LONDON—Traditional TV is heading for uncharted territory according to PwC’s “Global Entertainment & Media Outlook 2019-2023,” a forecast that would see a dip in TV’s compound annual growth rate for the first time.
Covering 14 industry segments in 53 territories, PwC’s “Outlook” projects that global spending on entertainment and media will increase at a CAGR of 4.3% by 2023, increasing the industry’s global revenue to $2.3 trillion. However, traditional TV is not expected to be one of the industry segments contributing to that growth.
Traditional TV, coupled with home video, has a negative growth expectation in the time frame covered in the PwC study. The rise of cord-cutting is a key factor in this, as OTT video is the projected to be the second largest contributor to the CAGR behind virtual reality, part of consumer’s desires to have personal, curated entertainment and media experiences.
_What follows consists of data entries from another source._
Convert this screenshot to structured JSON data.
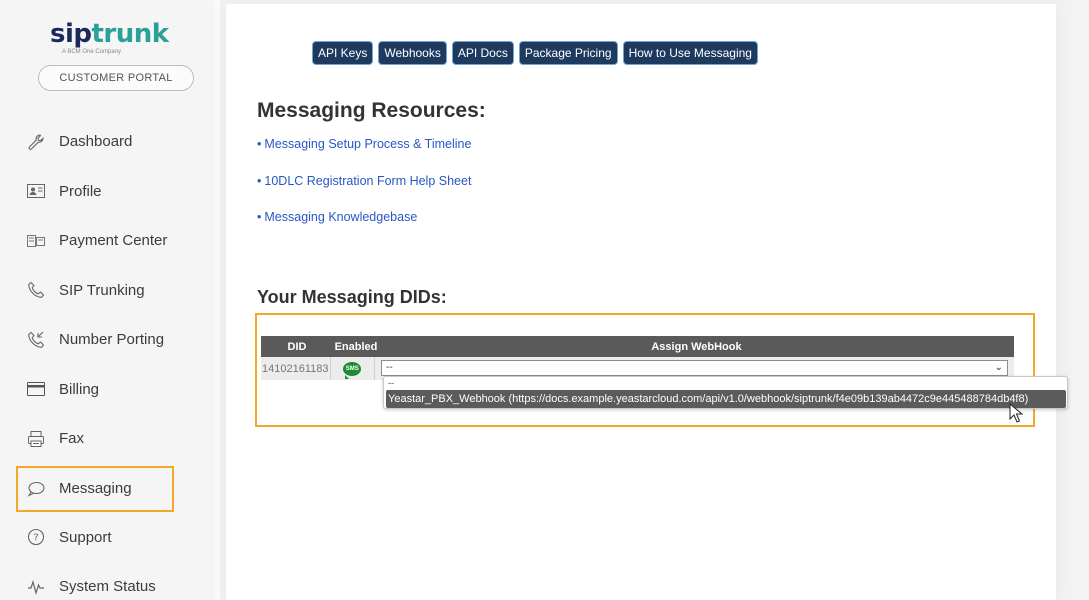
{
  "brand": {
    "logo_text_a": "sip",
    "logo_text_b": "trunk",
    "logo_tagline": "A BCM One Company",
    "portal_label": "CUSTOMER PORTAL"
  },
  "sidebar": {
    "items": [
      {
        "label": "Dashboard",
        "icon": "wrench-icon"
      },
      {
        "label": "Profile",
        "icon": "profile-card-icon"
      },
      {
        "label": "Payment Center",
        "icon": "payment-icon"
      },
      {
        "label": "SIP Trunking",
        "icon": "phone-icon"
      },
      {
        "label": "Number Porting",
        "icon": "phone-porting-icon"
      },
      {
        "label": "Billing",
        "icon": "credit-card-icon"
      },
      {
        "label": "Fax",
        "icon": "fax-icon"
      },
      {
        "label": "Messaging",
        "icon": "chat-bubble-icon",
        "active": true
      },
      {
        "label": "Support",
        "icon": "question-circle-icon"
      },
      {
        "label": "System Status",
        "icon": "pulse-icon"
      }
    ]
  },
  "tabs": [
    "API Keys",
    "Webhooks",
    "API Docs",
    "Package Pricing",
    "How to Use Messaging"
  ],
  "resources": {
    "heading": "Messaging Resources:",
    "links": [
      "Messaging Setup Process & Timeline",
      "10DLC Registration Form Help Sheet",
      "Messaging Knowledgebase"
    ],
    "bullet": "•"
  },
  "dids": {
    "heading": "Your Messaging DIDs:",
    "columns": [
      "DID",
      "Enabled",
      "Assign WebHook"
    ],
    "rows": [
      {
        "did": "14102161183",
        "enabled_icon": "sms-enabled-icon",
        "enabled_icon_text": "SMS",
        "webhook_value": "--"
      }
    ],
    "dropdown": {
      "blank_option": "--",
      "highlighted_option": "Yeastar_PBX_Webhook (https://docs.example.yeastarcloud.com/api/v1.0/webhook/siptrunk/f4e09b139ab4472c9e445488784db4f8)"
    },
    "caret": "⌄"
  },
  "colors": {
    "tab_bg": "#1f3a5f",
    "link": "#2857c5",
    "highlight": "#f3a82a",
    "enabled_green": "#1e8a34"
  }
}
“Advances in technology and service offerings are finally enabling people to move from passive to active consumption—not just individual pieces of media, but of media as a whole,” PwC writes. “One is the trend for consumers to reject the bundles of channels offered by cable or satellite providers, and instead construct their own ad hoc bundles made up of OTT services.”
Global OTT revenue is expected to double from what it was in 2018 ($38.2 billion) by 2023.
The emergence of 5G could also play a factor in the fight between traditional TV and OTT, as one of the key impacts of 5G will include the streaming of more high-quality video for live sports or other events.